Going to the theatre is not an everyday thing for me, but a special occasion, and I dress accordingly - also out of respect for the artists (and many more people you will never see on stage but who have made the whole thing happen). I know the actors do not actually see the audience much, let alone look at their clothes, but I still consider it a sign of respect.
When someone shows annoying behaviour, the person could be quietly addressed.
I have been to performances where folks have been whispering to each other all the time - near enough for it to be distracting, but not near enough for me to be able to address them.
If I want to have a chat with a friend, the theatre is not my choice of place.
As for the "nowadays" bit - what you say about Sir Laurence Olivier shows that inappropriate behaviour at the theatre is not a new invention! Sir Laurence Olivier has been gone a long time, hasn't he...
A couple of lovely stories (Nelliegrace and anon) about young children shouting out to the actors - they really made me smile as both were so very heartwarming.

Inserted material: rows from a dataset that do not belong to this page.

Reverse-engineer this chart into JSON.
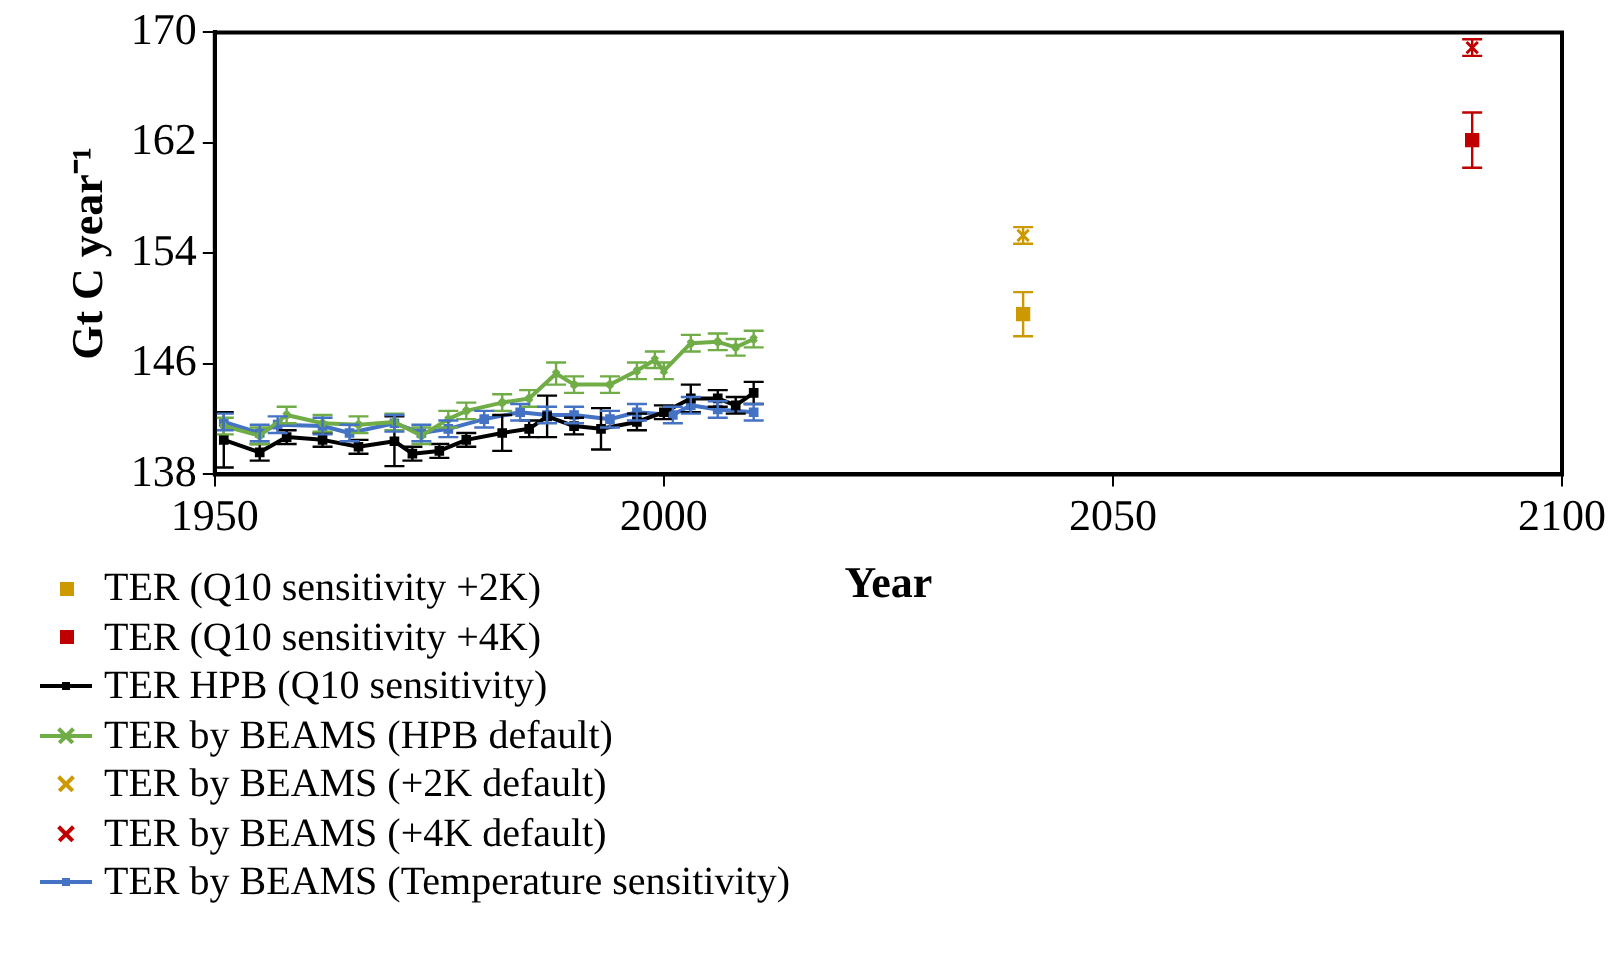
{
  "chart_data": {
    "type": "line",
    "xlabel": "Year",
    "ylabel": "Gt C year⁻¹",
    "xlim": [
      1950,
      2100
    ],
    "xticks": [
      1950,
      2000,
      2050,
      2100
    ],
    "ylim": [
      138,
      170
    ],
    "yticks": [
      138,
      146,
      154,
      162,
      170
    ],
    "grid": false,
    "legend": "bottom left",
    "series": [
      {
        "type": "scatter",
        "marker": "square",
        "name": "TER (Q10 sensitivity +2K)",
        "color": "#cc9900",
        "x": [
          2040
        ],
        "values": [
          149.6
        ],
        "errors": [
          1.6
        ]
      },
      {
        "type": "scatter",
        "marker": "square",
        "name": "TER (Q10 sensitivity +4K)",
        "color": "#c00000",
        "x": [
          2090
        ],
        "values": [
          162.2
        ],
        "errors": [
          2
        ]
      },
      {
        "type": "line",
        "marker": "square",
        "name": "TER HPB (Q10 sensitivity)",
        "color": "#000000",
        "x": [
          1951,
          1955,
          1958,
          1962,
          1966,
          1970,
          1972,
          1975,
          1978,
          1982,
          1985,
          1987,
          1990,
          1993,
          1997,
          2000,
          2003,
          2006,
          2008,
          2010
        ],
        "values": [
          140.5,
          139.6,
          140.7,
          140.5,
          140,
          140.4,
          139.5,
          139.7,
          140.5,
          141,
          141.3,
          142.2,
          141.5,
          141.3,
          141.8,
          142.5,
          143.5,
          143.5,
          143,
          143.9
        ],
        "errors": [
          2,
          0.6,
          0.5,
          0.5,
          0.5,
          1.8,
          0.5,
          0.5,
          0.5,
          1.3,
          0.6,
          1.5,
          0.6,
          1.5,
          0.6,
          0.5,
          1,
          0.6,
          0.6,
          0.8
        ]
      },
      {
        "type": "line",
        "marker": "cross",
        "name": "TER by BEAMS (HPB default)",
        "color": "#70ad47",
        "x": [
          1951,
          1955,
          1958,
          1962,
          1966,
          1970,
          1973,
          1976,
          1978,
          1982,
          1985,
          1988,
          1990,
          1994,
          1997,
          1999,
          2000,
          2003,
          2006,
          2008,
          2010
        ],
        "values": [
          141.5,
          140.8,
          142.3,
          141.7,
          141.6,
          141.8,
          140.8,
          142,
          142.6,
          143.2,
          143.5,
          145.3,
          144.5,
          144.5,
          145.5,
          146.3,
          145.5,
          147.5,
          147.6,
          147.2,
          147.8
        ],
        "errors": [
          0.6,
          0.6,
          0.6,
          0.6,
          0.6,
          0.6,
          0.6,
          0.6,
          0.6,
          0.6,
          0.6,
          0.8,
          0.6,
          0.6,
          0.6,
          0.6,
          0.6,
          0.6,
          0.6,
          0.6,
          0.6
        ]
      },
      {
        "type": "scatter",
        "marker": "cross",
        "name": "TER by BEAMS (+2K default)",
        "color": "#cc9900",
        "x": [
          2040
        ],
        "values": [
          155.3
        ],
        "errors": [
          0.6
        ]
      },
      {
        "type": "scatter",
        "marker": "cross",
        "name": "TER by BEAMS (+4K default)",
        "color": "#c00000",
        "x": [
          2090
        ],
        "values": [
          168.9
        ],
        "errors": [
          0.6
        ]
      },
      {
        "type": "line",
        "marker": "square",
        "name": "TER by BEAMS (Temperature sensitivity)",
        "color": "#4472c4",
        "x": [
          1951,
          1955,
          1957,
          1962,
          1965,
          1970,
          1973,
          1976,
          1980,
          1984,
          1987,
          1990,
          1994,
          1997,
          2001,
          2003,
          2006,
          2010
        ],
        "values": [
          141.8,
          141,
          141.6,
          141.5,
          141,
          141.7,
          141,
          141.3,
          142,
          142.5,
          142.3,
          142.3,
          142,
          142.5,
          142.3,
          143,
          142.7,
          142.5
        ],
        "errors": [
          0.6,
          0.6,
          0.6,
          0.6,
          0.6,
          0.6,
          0.6,
          0.6,
          0.6,
          0.6,
          0.6,
          0.6,
          0.6,
          0.6,
          0.6,
          0.6,
          0.6,
          0.6
        ]
      }
    ]
  }
}
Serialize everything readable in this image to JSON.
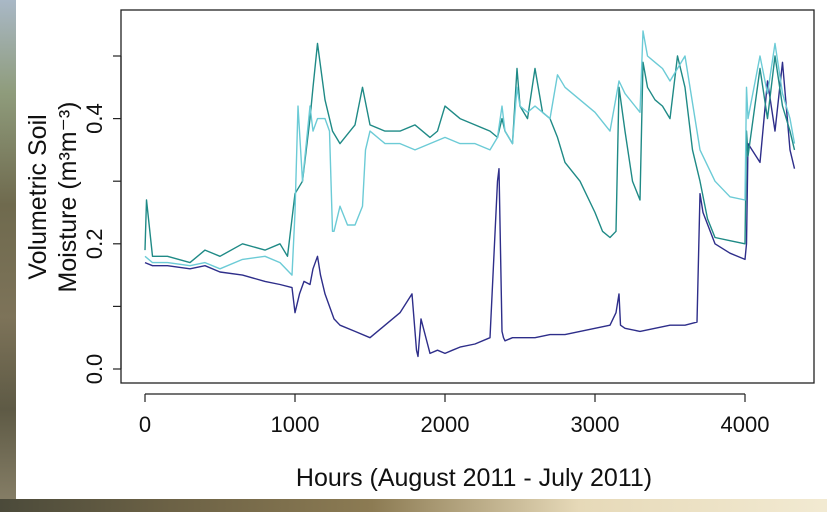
{
  "chart_data": {
    "type": "line",
    "xlabel": "Hours (August 2011 - July 2011)",
    "ylabel_line1": "Volumetric Soil",
    "ylabel_line2": "Moisture (m³m⁻³)",
    "xlim": [
      0,
      4400
    ],
    "ylim": [
      0,
      0.55
    ],
    "x_ticks": [
      0,
      1000,
      2000,
      3000,
      4000
    ],
    "y_ticks": [
      0.0,
      0.2,
      0.4
    ],
    "y_tick_labels": [
      "0.0",
      "0.2",
      "0.4"
    ],
    "grid": false,
    "legend": "none",
    "series": [
      {
        "color": "#2e2e8a",
        "x": [
          0,
          50,
          150,
          300,
          400,
          500,
          650,
          800,
          900,
          980,
          1000,
          1030,
          1060,
          1100,
          1120,
          1150,
          1170,
          1200,
          1230,
          1260,
          1300,
          1400,
          1500,
          1600,
          1700,
          1780,
          1810,
          1820,
          1840,
          1900,
          1950,
          2000,
          2050,
          2100,
          2200,
          2300,
          2350,
          2360,
          2380,
          2390,
          2400,
          2450,
          2500,
          2600,
          2700,
          2800,
          2900,
          3000,
          3100,
          3140,
          3160,
          3170,
          3200,
          3300,
          3400,
          3500,
          3600,
          3680,
          3700,
          3720,
          3800,
          3900,
          4000,
          4010,
          4020,
          4100,
          4150,
          4200,
          4250,
          4300,
          4330
        ],
        "y": [
          0.17,
          0.165,
          0.165,
          0.16,
          0.165,
          0.155,
          0.15,
          0.14,
          0.135,
          0.13,
          0.09,
          0.12,
          0.14,
          0.135,
          0.16,
          0.18,
          0.15,
          0.12,
          0.1,
          0.08,
          0.07,
          0.06,
          0.05,
          0.07,
          0.09,
          0.12,
          0.03,
          0.02,
          0.08,
          0.025,
          0.03,
          0.025,
          0.03,
          0.035,
          0.04,
          0.05,
          0.3,
          0.32,
          0.06,
          0.05,
          0.045,
          0.05,
          0.05,
          0.05,
          0.055,
          0.055,
          0.06,
          0.065,
          0.07,
          0.09,
          0.12,
          0.07,
          0.065,
          0.06,
          0.065,
          0.07,
          0.07,
          0.075,
          0.28,
          0.25,
          0.2,
          0.185,
          0.175,
          0.2,
          0.36,
          0.33,
          0.46,
          0.38,
          0.49,
          0.35,
          0.32
        ]
      },
      {
        "color": "#1f8a86",
        "x": [
          0,
          10,
          50,
          150,
          300,
          400,
          500,
          650,
          800,
          900,
          950,
          1000,
          1050,
          1100,
          1120,
          1150,
          1200,
          1250,
          1300,
          1400,
          1450,
          1500,
          1600,
          1700,
          1800,
          1900,
          1950,
          2000,
          2100,
          2200,
          2300,
          2350,
          2380,
          2400,
          2450,
          2480,
          2500,
          2550,
          2600,
          2650,
          2700,
          2750,
          2800,
          2900,
          3000,
          3050,
          3100,
          3140,
          3160,
          3200,
          3250,
          3300,
          3320,
          3350,
          3400,
          3450,
          3500,
          3550,
          3600,
          3650,
          3680,
          3700,
          3750,
          3800,
          3900,
          4000,
          4010,
          4020,
          4100,
          4150,
          4200,
          4250,
          4300,
          4330
        ],
        "y": [
          0.19,
          0.27,
          0.18,
          0.18,
          0.17,
          0.19,
          0.18,
          0.2,
          0.19,
          0.2,
          0.18,
          0.28,
          0.3,
          0.4,
          0.45,
          0.52,
          0.43,
          0.38,
          0.36,
          0.39,
          0.45,
          0.39,
          0.38,
          0.38,
          0.39,
          0.37,
          0.38,
          0.42,
          0.4,
          0.39,
          0.38,
          0.37,
          0.4,
          0.38,
          0.36,
          0.48,
          0.42,
          0.4,
          0.48,
          0.41,
          0.4,
          0.37,
          0.33,
          0.3,
          0.25,
          0.22,
          0.21,
          0.22,
          0.45,
          0.38,
          0.3,
          0.27,
          0.49,
          0.45,
          0.43,
          0.42,
          0.4,
          0.5,
          0.45,
          0.35,
          0.32,
          0.3,
          0.24,
          0.21,
          0.205,
          0.2,
          0.38,
          0.34,
          0.48,
          0.4,
          0.5,
          0.42,
          0.38,
          0.35
        ]
      },
      {
        "color": "#6ccbd6",
        "x": [
          0,
          50,
          150,
          300,
          400,
          500,
          650,
          800,
          900,
          980,
          1000,
          1020,
          1050,
          1100,
          1120,
          1150,
          1200,
          1230,
          1250,
          1260,
          1300,
          1350,
          1400,
          1450,
          1470,
          1500,
          1600,
          1700,
          1800,
          1900,
          2000,
          2100,
          2200,
          2300,
          2350,
          2380,
          2400,
          2450,
          2480,
          2500,
          2550,
          2600,
          2700,
          2750,
          2800,
          2900,
          3000,
          3100,
          3160,
          3200,
          3300,
          3320,
          3350,
          3400,
          3450,
          3500,
          3600,
          3680,
          3700,
          3800,
          3900,
          4000,
          4010,
          4020,
          4100,
          4150,
          4200,
          4250,
          4300,
          4330
        ],
        "y": [
          0.18,
          0.17,
          0.17,
          0.165,
          0.17,
          0.16,
          0.175,
          0.18,
          0.17,
          0.15,
          0.25,
          0.42,
          0.3,
          0.42,
          0.38,
          0.4,
          0.4,
          0.38,
          0.22,
          0.22,
          0.26,
          0.23,
          0.23,
          0.26,
          0.35,
          0.38,
          0.36,
          0.36,
          0.35,
          0.36,
          0.37,
          0.36,
          0.36,
          0.35,
          0.37,
          0.42,
          0.38,
          0.36,
          0.45,
          0.42,
          0.41,
          0.42,
          0.4,
          0.47,
          0.45,
          0.43,
          0.41,
          0.38,
          0.46,
          0.44,
          0.41,
          0.54,
          0.5,
          0.49,
          0.48,
          0.46,
          0.5,
          0.38,
          0.35,
          0.3,
          0.275,
          0.27,
          0.45,
          0.4,
          0.5,
          0.44,
          0.52,
          0.44,
          0.4,
          0.36
        ]
      }
    ]
  }
}
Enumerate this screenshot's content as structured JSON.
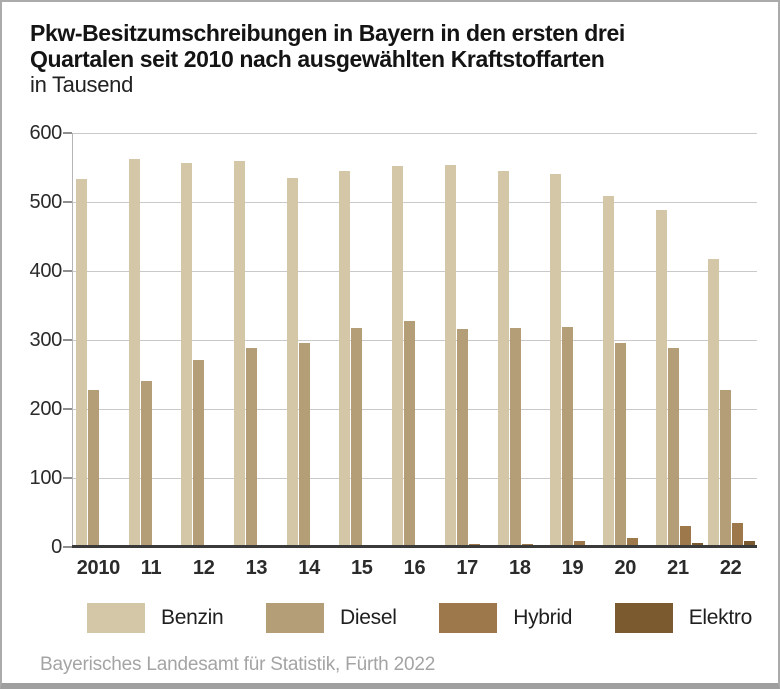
{
  "title": {
    "line1": "Pkw-Besitzumschreibungen in Bayern in den ersten drei",
    "line2": "Quartalen seit 2010 nach ausgewählten Kraftstoffarten",
    "subtitle": "in Tausend"
  },
  "source": "Bayerisches Landesamt für Statistik, Fürth 2022",
  "colors": {
    "benzin": "#d4c7a8",
    "diesel": "#b49e78",
    "hybrid": "#9c784a",
    "elektro": "#7a5a2e",
    "gridline": "#c9c9c9",
    "baseline": "#3a3a3a",
    "frame_border": "#ababab",
    "bottom_band": "#9f9f9f",
    "source_text": "#a4a4a4"
  },
  "chart_data": {
    "type": "bar",
    "title": "Pkw-Besitzumschreibungen in Bayern in den ersten drei Quartalen seit 2010 nach ausgewählten Kraftstoffarten",
    "ylabel": "in Tausend",
    "xlabel": "",
    "categories": [
      "2010",
      "11",
      "12",
      "13",
      "14",
      "15",
      "16",
      "17",
      "18",
      "19",
      "20",
      "21",
      "22"
    ],
    "series": [
      {
        "name": "Benzin",
        "color": "#d4c7a8",
        "values": [
          533,
          562,
          557,
          559,
          535,
          545,
          552,
          553,
          545,
          541,
          509,
          489,
          418
        ]
      },
      {
        "name": "Diesel",
        "color": "#b49e78",
        "values": [
          227,
          241,
          271,
          289,
          295,
          317,
          327,
          316,
          317,
          319,
          296,
          289,
          227
        ]
      },
      {
        "name": "Hybrid",
        "color": "#9c784a",
        "values": [
          0,
          0,
          0,
          0,
          0,
          0,
          2,
          4,
          5,
          8,
          13,
          30,
          35
        ]
      },
      {
        "name": "Elektro",
        "color": "#7a5a2e",
        "values": [
          0,
          0,
          0,
          0,
          0,
          0,
          0,
          0,
          0,
          1,
          2,
          6,
          9
        ]
      }
    ],
    "ylim": [
      0,
      600
    ],
    "yticks": [
      0,
      100,
      200,
      300,
      400,
      500,
      600
    ],
    "grid": true,
    "legend_position": "bottom"
  }
}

Thanks everyone for your opinions.
We have been constant theatre goers for almost 60 years - everything from Broadway (NYC) shows to our local amateur group with both a main stage auditorium and a small teaching theatre-in-the-round........and every type of theatre production in between. I always 'dress up' because I enjoy that part as well as the show - plus I don't have to walk too far from the car to the venue in high heels, haha!!!!!
"Break a leg"
Going to the theatre is a treat for me but, as with all situations, I only dress up if I feel like it and don't think that just because someone wears a nice dress or a suit they will behave better or worse; I have seen bad behaviour from people of every age and stripe, but really very little over the years and I cannot say I feel it's gotten worse. In the early days of mobiles I did send a couple of people out of the cinema for answering calls in the middle of a film but never in the theatre. I suspect the amount of disruption may relate to how compelling the audience is finding the proceedings. At a recent production of My Neighbour Totoro at the Barbican the packed auditorium of mostly young people was absolutely silent, except for a few gasps of surprise, throughout.